Валентина Семеновна прозвала тогда Марью Яковлевну «прекрасной маркитанткой»: все дни во время репетиций она поила-кормила актеров и гостей – то на траве под дубом, за молотильным сараем, то на опушке леса, где в траве виднелись и пахли жирные ландыши.
Кажется, именно в то лето у Валентина Александровича сильно болело ухо (был нарыв в среднем ухе).
К болезням близких и к своим тоже он относился панически. Это была его слабость. Он боялся потерять слух – болезнь уха у него нет-нет да повторялась в течение жизни. В те дни он был мрачен бесконечно.
Его лечил доктор из Бурашева. Прописанные им пиявки плавали пока, изящно извиваясь в банке с водой, стоявшей на подоконнике с моими игрушками. Болезнь затянулась. Валентин Александрович хандрил и страдал.

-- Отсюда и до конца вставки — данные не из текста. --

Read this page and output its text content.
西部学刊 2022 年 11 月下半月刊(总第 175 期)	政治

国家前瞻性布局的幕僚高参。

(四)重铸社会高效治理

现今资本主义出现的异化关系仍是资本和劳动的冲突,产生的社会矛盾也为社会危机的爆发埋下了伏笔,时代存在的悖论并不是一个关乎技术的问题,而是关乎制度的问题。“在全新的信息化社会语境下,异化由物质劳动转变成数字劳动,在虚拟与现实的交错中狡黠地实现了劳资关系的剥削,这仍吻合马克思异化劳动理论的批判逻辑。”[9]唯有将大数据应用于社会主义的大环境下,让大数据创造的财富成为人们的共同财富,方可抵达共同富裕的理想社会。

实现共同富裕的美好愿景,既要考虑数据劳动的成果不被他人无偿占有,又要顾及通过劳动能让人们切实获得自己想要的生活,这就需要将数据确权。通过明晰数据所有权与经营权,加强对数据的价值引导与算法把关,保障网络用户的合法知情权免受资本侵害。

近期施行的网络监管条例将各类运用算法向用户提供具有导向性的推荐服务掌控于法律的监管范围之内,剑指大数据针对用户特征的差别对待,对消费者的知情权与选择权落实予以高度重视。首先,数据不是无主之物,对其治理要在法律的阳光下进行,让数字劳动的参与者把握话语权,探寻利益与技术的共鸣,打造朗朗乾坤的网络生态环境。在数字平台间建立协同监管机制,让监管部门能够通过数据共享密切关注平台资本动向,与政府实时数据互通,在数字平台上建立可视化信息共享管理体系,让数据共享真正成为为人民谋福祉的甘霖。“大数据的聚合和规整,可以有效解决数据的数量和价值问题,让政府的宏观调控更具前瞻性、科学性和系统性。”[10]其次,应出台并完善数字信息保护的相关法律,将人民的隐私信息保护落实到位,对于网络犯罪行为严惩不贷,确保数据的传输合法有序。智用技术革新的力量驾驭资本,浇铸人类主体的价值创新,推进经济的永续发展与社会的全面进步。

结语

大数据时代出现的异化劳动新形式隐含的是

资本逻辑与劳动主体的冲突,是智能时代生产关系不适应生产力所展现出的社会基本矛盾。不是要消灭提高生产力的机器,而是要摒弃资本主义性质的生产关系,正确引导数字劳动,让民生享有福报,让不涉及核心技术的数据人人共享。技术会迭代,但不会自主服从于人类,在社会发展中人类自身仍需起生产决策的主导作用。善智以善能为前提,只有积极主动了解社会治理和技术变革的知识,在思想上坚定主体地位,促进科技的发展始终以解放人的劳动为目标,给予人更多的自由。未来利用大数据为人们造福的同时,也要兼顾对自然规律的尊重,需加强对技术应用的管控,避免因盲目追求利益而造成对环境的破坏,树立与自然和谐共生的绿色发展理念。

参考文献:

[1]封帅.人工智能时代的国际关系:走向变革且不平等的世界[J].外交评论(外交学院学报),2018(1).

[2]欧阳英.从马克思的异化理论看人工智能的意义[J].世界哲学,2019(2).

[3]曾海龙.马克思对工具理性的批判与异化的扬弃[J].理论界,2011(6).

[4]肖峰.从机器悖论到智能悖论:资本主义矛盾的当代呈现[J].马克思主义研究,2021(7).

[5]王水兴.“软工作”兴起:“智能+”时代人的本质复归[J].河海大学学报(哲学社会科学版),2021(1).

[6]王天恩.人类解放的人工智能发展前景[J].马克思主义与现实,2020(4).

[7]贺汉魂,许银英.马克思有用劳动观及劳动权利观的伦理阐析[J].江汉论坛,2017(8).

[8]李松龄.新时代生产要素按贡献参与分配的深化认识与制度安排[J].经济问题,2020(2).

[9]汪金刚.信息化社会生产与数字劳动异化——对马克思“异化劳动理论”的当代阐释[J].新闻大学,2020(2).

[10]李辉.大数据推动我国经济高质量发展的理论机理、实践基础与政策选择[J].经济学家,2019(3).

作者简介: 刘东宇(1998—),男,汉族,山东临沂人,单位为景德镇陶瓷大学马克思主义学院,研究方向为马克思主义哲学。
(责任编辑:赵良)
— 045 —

Вот, кипя беспокойством, Валентина Семеновна рано утром, в пятом часу – она всю жизнь вставала в четыре – идет шесть верст пешком в Бурашево к доктору, лечившему Серова (доброму нашему знакомому, будущему мужу моей сестры Вари).
Дождалась на ступеньках высокой деревянной лестницы, пока он встал. Вошла и сказала: «Владимир Михайлович! Я вам не верю и не уважаю вас как доктора». Тот, обозлившись, спросил: «Это все, Валентина Семеновна?» Валентина Семеновна: «Да, все». Доктор: «В таком случае до свиданья».
Он боялся не сдержаться, это был типичный простецкий русский человек – очень добродушный и очень гневливый.